Os parâmetros aferidos, além dos exames laboratoriais e de imagem, apontavam infecção pelo novo coronavírus e sugeriam a necessidade de internação imediata para tratamento. A central de vagas indicou o Vila Velha Hospital e, depois dos trâmites burocráticos, ao final da tarde do Domingo da Páscoa me juntei a Frei Luiz Flávio e a Frei Paulo César, outros confrades da Fraternidade Franciscana da Penha que já se encontravam hospitalizados, o primeiro no município da Serra e o outro em Cariacica.

Oração e solidariedade

A notícia do terceiro frade contaminado, mais ainda, internado, bem como o início da preparação da Festa da Penha, logo mobilizou muita gente e não tardaram as manifestações de solidariedade e o empenho das preces que já vinham sendo recolhidas por conta da situação dos confrades doentes há mais tempo. Eis aí uma das mais significativas experiências deste tempo: a solidariedade e oração de uns pelos outros.

Quem professa a fé cristã tem clareza de que o que confere relevância e garante credibilidade à sua forma de crer é a fidelidade ao ensinamento de Jesus Cristo ressaltado na afirmação de Paulo “a maior virtude dentre elas é a caridade” (cf.1Cor 13,13). Caridade que, necessariamente, supõe alteridade. Para viver o fundamento dos ensinamentos de Jesus é preciso voltar nosso olhar ao outro, acolher o que é diferente de nós, ouvir o que nos interpela, estar atento à realidade que nos circunda.
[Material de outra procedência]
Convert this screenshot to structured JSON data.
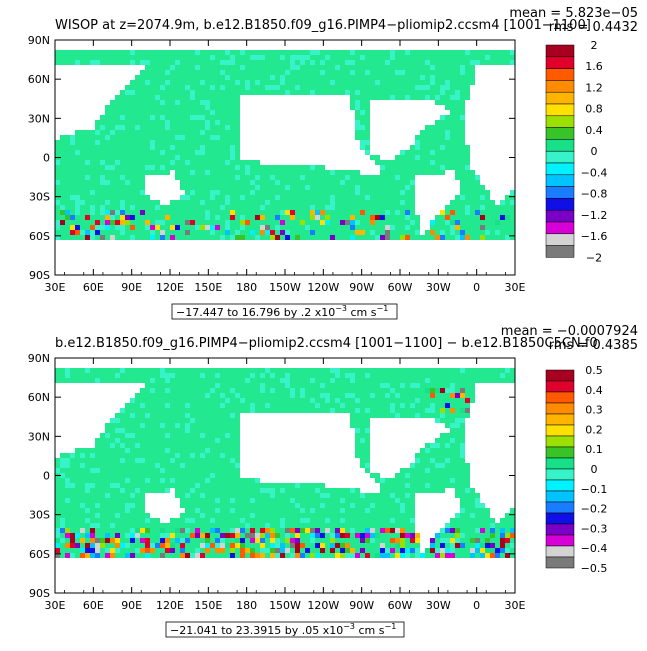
{
  "chart_data": [
    {
      "type": "heatmap",
      "title": "WISOP at z=2074.9m, b.e12.B1850.f09_g16.PIMP4−pliomip2.ccsm4 [1001−1100]",
      "stats": {
        "mean": "mean = 5.823e−05",
        "rms": "rms = 0.4432"
      },
      "y_ticks": [
        "90N",
        "60N",
        "30N",
        "0",
        "30S",
        "60S",
        "90S"
      ],
      "x_ticks": [
        "30E",
        "60E",
        "90E",
        "120E",
        "150E",
        "180",
        "150W",
        "120W",
        "90W",
        "60W",
        "30W",
        "0",
        "30E"
      ],
      "range_label": "−17.447 to 16.796 by .2 x10",
      "range_exp": "−3",
      "range_unit": " cm s",
      "range_unit_exp": "−1",
      "legend_labels": [
        "2",
        "1.6",
        "1.2",
        "0.8",
        "0.4",
        "0",
        "−0.4",
        "−0.8",
        "−1.2",
        "−1.6",
        "−2"
      ],
      "value_range": [
        -17.447,
        16.796
      ],
      "contour_interval": 0.2,
      "typical_field_value": 0
    },
    {
      "type": "heatmap",
      "title": "b.e12.B1850.f09_g16.PIMP4−pliomip2.ccsm4 [1001−1100] − b.e12.B1850C5CN.f0",
      "stats": {
        "mean": "mean = −0.0007924",
        "rms": "rms = 0.4385"
      },
      "y_ticks": [
        "90N",
        "60N",
        "30N",
        "0",
        "30S",
        "60S",
        "90S"
      ],
      "x_ticks": [
        "30E",
        "60E",
        "90E",
        "120E",
        "150E",
        "180",
        "150W",
        "120W",
        "90W",
        "60W",
        "30W",
        "0",
        "30E"
      ],
      "range_label": "−21.041 to 23.3915 by .05 x10",
      "range_exp": "−3",
      "range_unit": " cm s",
      "range_unit_exp": "−1",
      "legend_labels": [
        "0.5",
        "0.4",
        "0.3",
        "0.2",
        "0.1",
        "0",
        "−0.1",
        "−0.2",
        "−0.3",
        "−0.4",
        "−0.5"
      ],
      "value_range": [
        -21.041,
        23.3915
      ],
      "contour_interval": 0.05,
      "typical_field_value": 0
    }
  ],
  "colors": {
    "palette": [
      "#a8001f",
      "#e0002c",
      "#ff5a00",
      "#ff8c00",
      "#ffb400",
      "#ffe000",
      "#9be000",
      "#38c428",
      "#17e089",
      "#38f2c8",
      "#00f2ff",
      "#00c3ff",
      "#1a7dff",
      "#1010e6",
      "#7a00c8",
      "#d700d7",
      "#d3d3d3",
      "#7a7a7a"
    ],
    "ocean_main": "#22e88f",
    "land": "#ffffff"
  }
}
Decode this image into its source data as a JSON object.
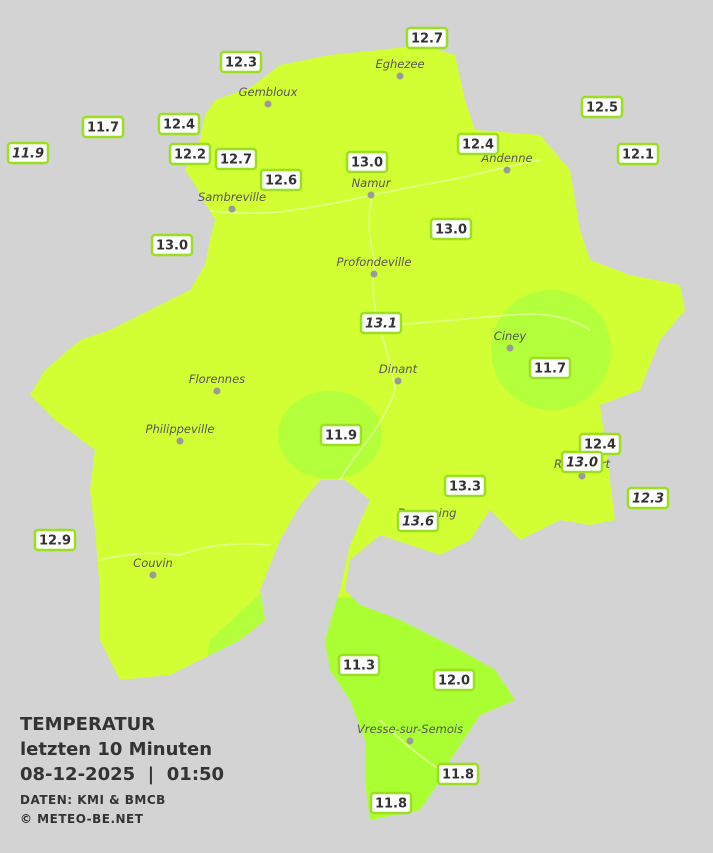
{
  "title": {
    "heading": "TEMPERATUR",
    "subheading": "letzten 10 Minuten",
    "datetime": "08-12-2025  |  01:50",
    "source": "DATEN: KMI & BMCB",
    "copyright": "© METEO-BE.NET"
  },
  "places": [
    "Eghezee",
    "Gembloux",
    "Andenne",
    "Namur",
    "Sambreville",
    "Profondeville",
    "Ciney",
    "Dinant",
    "Florennes",
    "Philippeville",
    "Rochefort",
    "Beauraing",
    "Couvin",
    "Vresse-sur-Semois"
  ],
  "stations": [
    {
      "label": "12.7",
      "italic": false
    },
    {
      "label": "12.3",
      "italic": false
    },
    {
      "label": "12.5",
      "italic": false
    },
    {
      "label": "11.7",
      "italic": false
    },
    {
      "label": "12.4",
      "italic": false
    },
    {
      "label": "11.9",
      "italic": true
    },
    {
      "label": "12.2",
      "italic": false
    },
    {
      "label": "12.7",
      "italic": false
    },
    {
      "label": "12.4",
      "italic": false
    },
    {
      "label": "12.1",
      "italic": false
    },
    {
      "label": "13.0",
      "italic": false
    },
    {
      "label": "12.6",
      "italic": false
    },
    {
      "label": "13.0",
      "italic": false
    },
    {
      "label": "13.0",
      "italic": false
    },
    {
      "label": "13.1",
      "italic": true
    },
    {
      "label": "11.7",
      "italic": false
    },
    {
      "label": "11.9",
      "italic": false
    },
    {
      "label": "12.4",
      "italic": false
    },
    {
      "label": "13.0",
      "italic": true
    },
    {
      "label": "12.3",
      "italic": true
    },
    {
      "label": "13.3",
      "italic": false
    },
    {
      "label": "13.6",
      "italic": true
    },
    {
      "label": "12.9",
      "italic": false
    },
    {
      "label": "11.3",
      "italic": false
    },
    {
      "label": "12.0",
      "italic": false
    },
    {
      "label": "11.8",
      "italic": false
    },
    {
      "label": "11.8",
      "italic": false
    }
  ]
}
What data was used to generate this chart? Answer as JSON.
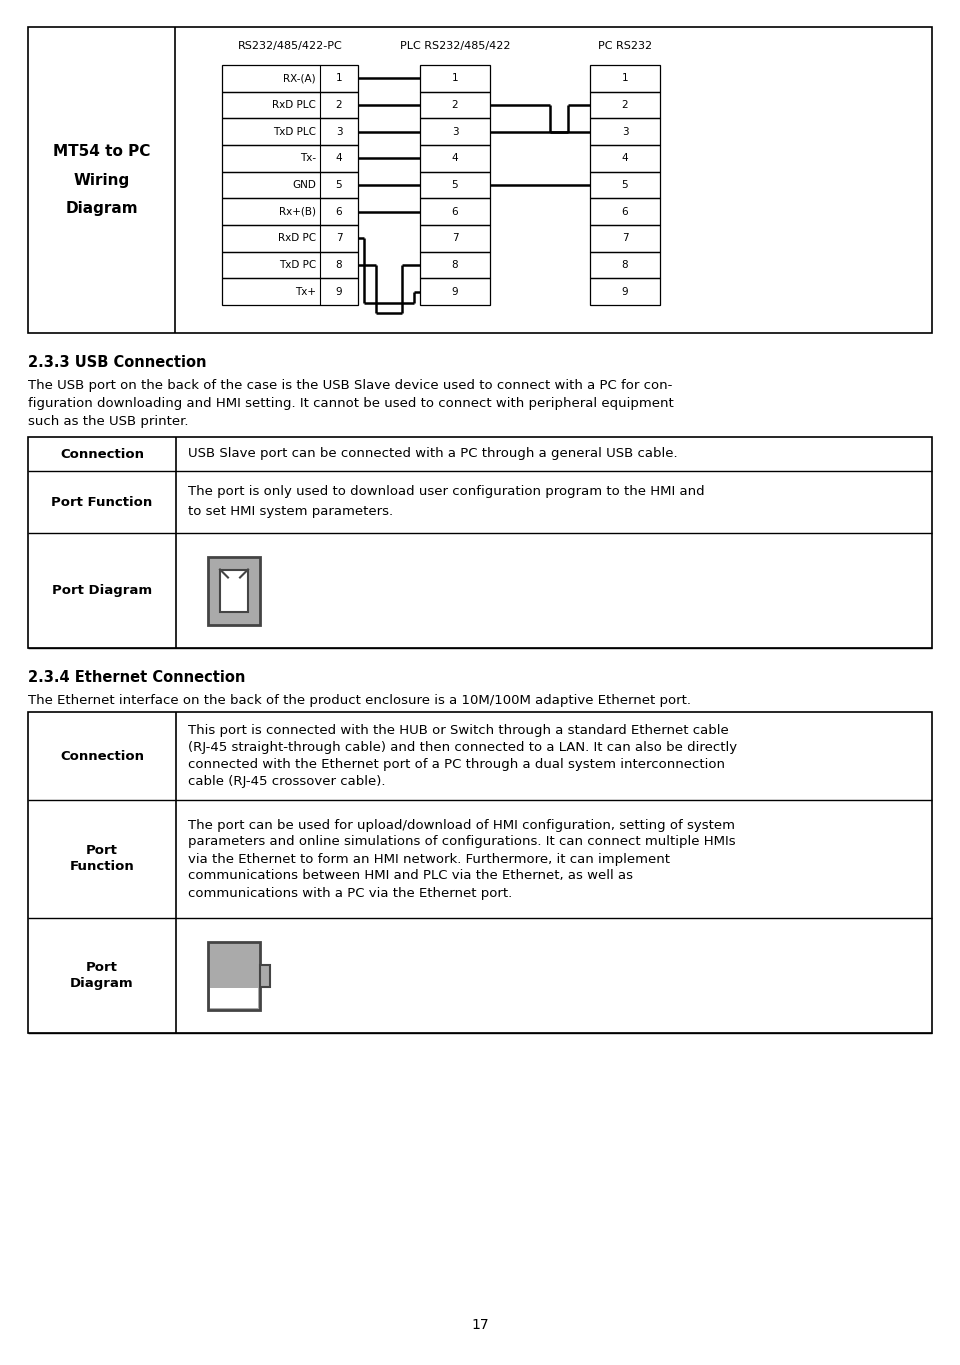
{
  "bg_color": "#ffffff",
  "text_color": "#000000",
  "page_number": "17",
  "section_233_title": "2.3.3 USB Connection",
  "section_233_body1": "The USB port on the back of the case is the USB Slave device used to connect with a PC for con-",
  "section_233_body2": "figuration downloading and HMI setting. It cannot be used to connect with peripheral equipment",
  "section_233_body3": "such as the USB printer.",
  "section_234_title": "2.3.4 Ethernet Connection",
  "section_234_body": "The Ethernet interface on the back of the product enclosure is a 10M/100M adaptive Ethernet port.",
  "usb_row1_label": "Connection",
  "usb_row1_content": "USB Slave port can be connected with a PC through a general USB cable.",
  "usb_row2_label": "Port Function",
  "usb_row2_content1": "The port is only used to download user configuration program to the HMI and",
  "usb_row2_content2": "to set HMI system parameters.",
  "usb_row3_label": "Port Diagram",
  "eth_row1_label": "Connection",
  "eth_row1_c1": "This port is connected with the HUB or Switch through a standard Ethernet cable",
  "eth_row1_c2": "(RJ-45 straight-through cable) and then connected to a LAN. It can also be directly",
  "eth_row1_c3": "connected with the Ethernet port of a PC through a dual system interconnection",
  "eth_row1_c4": "cable (RJ-45 crossover cable).",
  "eth_row2_label1": "Port",
  "eth_row2_label2": "Function",
  "eth_row2_c1": "The port can be used for upload/download of HMI configuration, setting of system",
  "eth_row2_c2": "parameters and online simulations of configurations. It can connect multiple HMIs",
  "eth_row2_c3": "via the Ethernet to form an HMI network. Furthermore, it can implement",
  "eth_row2_c4": "communications between HMI and PLC via the Ethernet, as well as",
  "eth_row2_c5": "communications with a PC via the Ethernet port.",
  "eth_row3_label1": "Port",
  "eth_row3_label2": "Diagram",
  "wiring_pins": [
    "RX-(A)",
    "RxD PLC",
    "TxD PLC",
    "Tx-",
    "GND",
    "Rx+(B)",
    "RxD PC",
    "TxD PC",
    "Tx+"
  ],
  "wiring_nums": [
    1,
    2,
    3,
    4,
    5,
    6,
    7,
    8,
    9
  ],
  "col1_header": "RS232/485/422-PC",
  "col2_header": "PLC RS232/485/422",
  "col3_header": "PC RS232",
  "gray_color": "#aaaaaa",
  "dark_gray": "#666666",
  "icon_border": "#444444"
}
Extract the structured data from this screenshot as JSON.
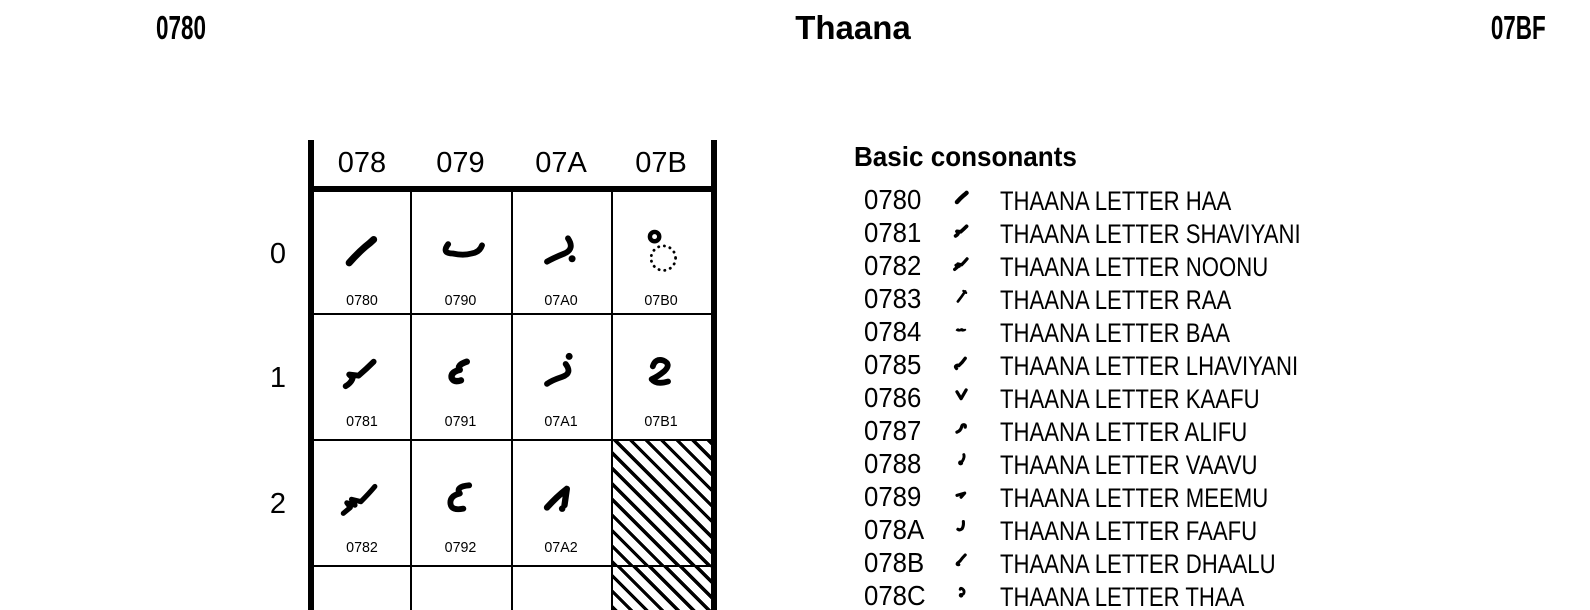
{
  "page_header": {
    "left_code": "0780",
    "title": "Thaana",
    "right_code": "07BF"
  },
  "colors": {
    "ink": "#000000",
    "paper": "#ffffff"
  },
  "chart": {
    "column_headers": [
      "078",
      "079",
      "07A",
      "07B"
    ],
    "row_labels": [
      "0",
      "1",
      "2"
    ],
    "cells": [
      {
        "row": 0,
        "col": 0,
        "code": "0780",
        "glyph": "haa"
      },
      {
        "row": 0,
        "col": 1,
        "code": "0790",
        "glyph": "seenu"
      },
      {
        "row": 0,
        "col": 2,
        "code": "07A0",
        "glyph": "to"
      },
      {
        "row": 0,
        "col": 3,
        "code": "07B0",
        "glyph": "sukun"
      },
      {
        "row": 1,
        "col": 0,
        "code": "0781",
        "glyph": "shaviyani"
      },
      {
        "row": 1,
        "col": 1,
        "code": "0791",
        "glyph": "daviyani"
      },
      {
        "row": 1,
        "col": 2,
        "code": "07A1",
        "glyph": "zo"
      },
      {
        "row": 1,
        "col": 3,
        "code": "07B1",
        "glyph": "naa"
      },
      {
        "row": 2,
        "col": 0,
        "code": "0782",
        "glyph": "noonu"
      },
      {
        "row": 2,
        "col": 1,
        "code": "0792",
        "glyph": "zaviyani"
      },
      {
        "row": 2,
        "col": 2,
        "code": "07A2",
        "glyph": "ainu"
      }
    ],
    "reserved_cells": [
      {
        "row": 2,
        "col": 3
      },
      {
        "row": 3,
        "col": 3
      }
    ]
  },
  "list": {
    "heading": "Basic consonants",
    "entries": [
      {
        "code": "0780",
        "glyph": "haa",
        "name": "THAANA LETTER HAA"
      },
      {
        "code": "0781",
        "glyph": "shaviyani",
        "name": "THAANA LETTER SHAVIYANI"
      },
      {
        "code": "0782",
        "glyph": "noonu",
        "name": "THAANA LETTER NOONU"
      },
      {
        "code": "0783",
        "glyph": "raa",
        "name": "THAANA LETTER RAA"
      },
      {
        "code": "0784",
        "glyph": "baa",
        "name": "THAANA LETTER BAA"
      },
      {
        "code": "0785",
        "glyph": "lhaviyani",
        "name": "THAANA LETTER LHAVIYANI"
      },
      {
        "code": "0786",
        "glyph": "kaafu",
        "name": "THAANA LETTER KAAFU"
      },
      {
        "code": "0787",
        "glyph": "alifu",
        "name": "THAANA LETTER ALIFU"
      },
      {
        "code": "0788",
        "glyph": "vaavu",
        "name": "THAANA LETTER VAAVU"
      },
      {
        "code": "0789",
        "glyph": "meemu",
        "name": "THAANA LETTER MEEMU"
      },
      {
        "code": "078A",
        "glyph": "faafu",
        "name": "THAANA LETTER FAAFU"
      },
      {
        "code": "078B",
        "glyph": "dhaalu",
        "name": "THAANA LETTER DHAALU"
      },
      {
        "code": "078C",
        "glyph": "thaa",
        "name": "THAANA LETTER THAA"
      }
    ]
  }
}
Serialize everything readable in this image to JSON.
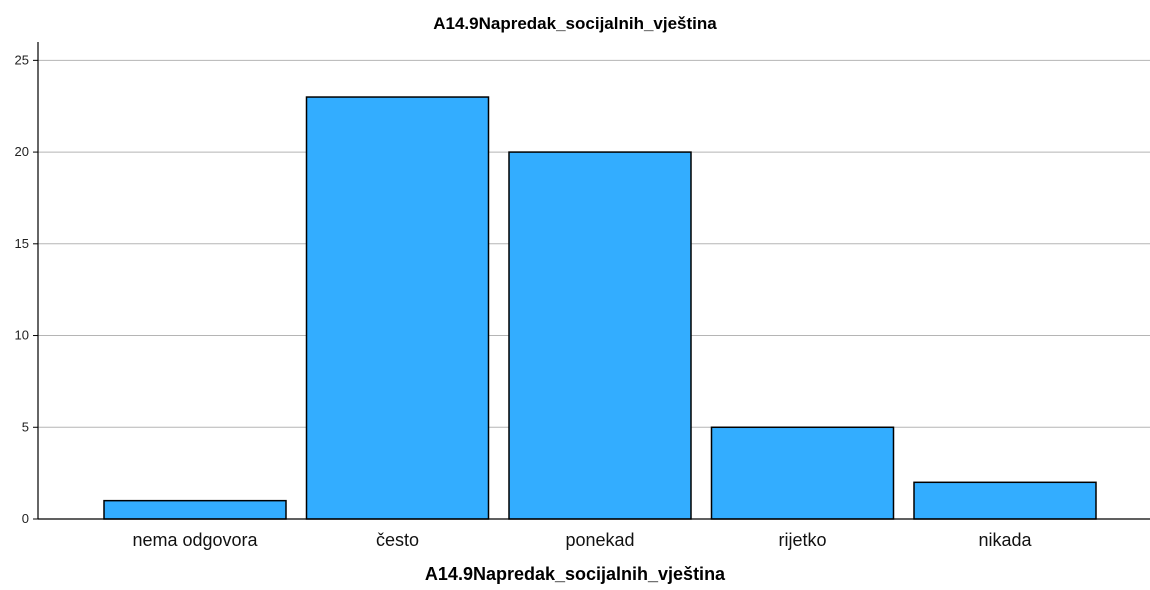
{
  "chart_data": {
    "type": "bar",
    "title": "A14.9Napredak_socijalnih_vještina",
    "xlabel": "A14.9Napredak_socijalnih_vještina",
    "ylabel": "",
    "categories": [
      "nema odgovora",
      "često",
      "ponekad",
      "rijetko",
      "nikada"
    ],
    "values": [
      1,
      23,
      20,
      5,
      2
    ],
    "ylim": [
      0,
      26
    ],
    "yticks": [
      0,
      5,
      10,
      15,
      20,
      25
    ],
    "grid": true,
    "legend": "none",
    "bar_color": "#33adff",
    "bar_edge_color": "#000000",
    "grid_color": "#b5b5b5"
  }
}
O olhar exclusivamente voltado sobre si mesmo anula a possibilidade de ser discípulo do Mestre de Nazaré.

A oração é a via mais segura para cultivar a intimidade com Deus. Para os que almejam testemunhar Jesus Cristo e seguir seus passos, também a oração deverá ter a marca da caridade. Desde as primeiras horas de internação pude sentir o conforto proporcionado pela prece de tantos. Preces confiantes, algumas vezes preces acompanhadas de lágrimas e preocupações, preces espontâneas ou repetidas, ou simplesmente preces. As pessoas, esquecidas de suas próprias necessidades rezavam pela minha saúde. Como alguns depois me disseram, não deram sossego aos santos e a Nossa Senhora pedindo a intercessão deles para que pudesse vencer a luta contra a infecção. Sem dúvidas, a prece dos irmãos e irmãs cura tanto quanto as medicinas aplicadas nas veias. Algumas manifestações foram marcantes. Mais de uma pessoa da equipe médica, em diferentes situações, se demorou em prece ao lado do meu leito. Em silêncio, sem anunciar-se ou fazer alarde, simplesmente ficava ali, prece sincera, solidária, curativa.

Rezar pelos que estão na “linha de frente”

Desde o início da pandemia, hora com mais fervor, hora com menos, hora com mais admiração e respeito, noutros momentos até com certa desconfiança, os profissionais da área da saúde sempre estiveram presentes nas preces do povo. A partir do Convento da Penha os céus receberam rogos e súplicas para que os identificados como “trabalhadores da linha de frente do combate à Pandemia” pudessem sentir-se fortalecidos e protegidos pelo vigor que vem do cuidado de Deus. Confesso ter rezado muitas vezes nessa intenção. Tendo passado em torno de 20 dias no hospital, entre UTI e enfermaria, hoje posso dizer que minha reza era incompleta. Inicialmente incompleta porque na apresentação das intenções parecia desconsiderar o complexo universo das unidades hospitalares e postos de saúde e a enorme diversidade dos profissionais envolvidos no seu funcionamento, por isso mencionava os médicos, enfermeiros e, algumas vezes, os profissionais da limpeza. Mais atento, passei a rezar pelas equipes multidisciplinares dos hospitais e por aqueles que os gerenciavam. Ainda assim minha prece seguia incompleta, afinal, era como se pedisse a Deus que os guiasse naquele intervalo de tempo que tivessem passado pelo relógio de ponto e iniciado sua jornada até, ao final do plantão, registrassem sua saída. A internação me fez perceber que os que servem aos doentes nos hospitais não são apenas peças de uma engrenagem. As pessoas que servem aos doentes nos hospitais são, antes de tudo, pessoas. Têm histórias, dores, medos e procuram encontrar formas de sobreviver em meio ao caos que insiste em desafiá-las. Quando meu estado de saúde permitiu não foram poucas as vezes que pude escutar as pessoas que se aproximavam do meu leito. Aplicavam a medicina, deixavam o ambiente em ordem, garantiam a alimentação e podiam também dizer da sua vida. Com discrição e cuidado sentiam-se a vontade para partilhar vivências e expectativas. Muitos tiveram parentes hospitalizados por conta do novo coronavírus e nem todos puderam cuidar deles como cuidavam de mim.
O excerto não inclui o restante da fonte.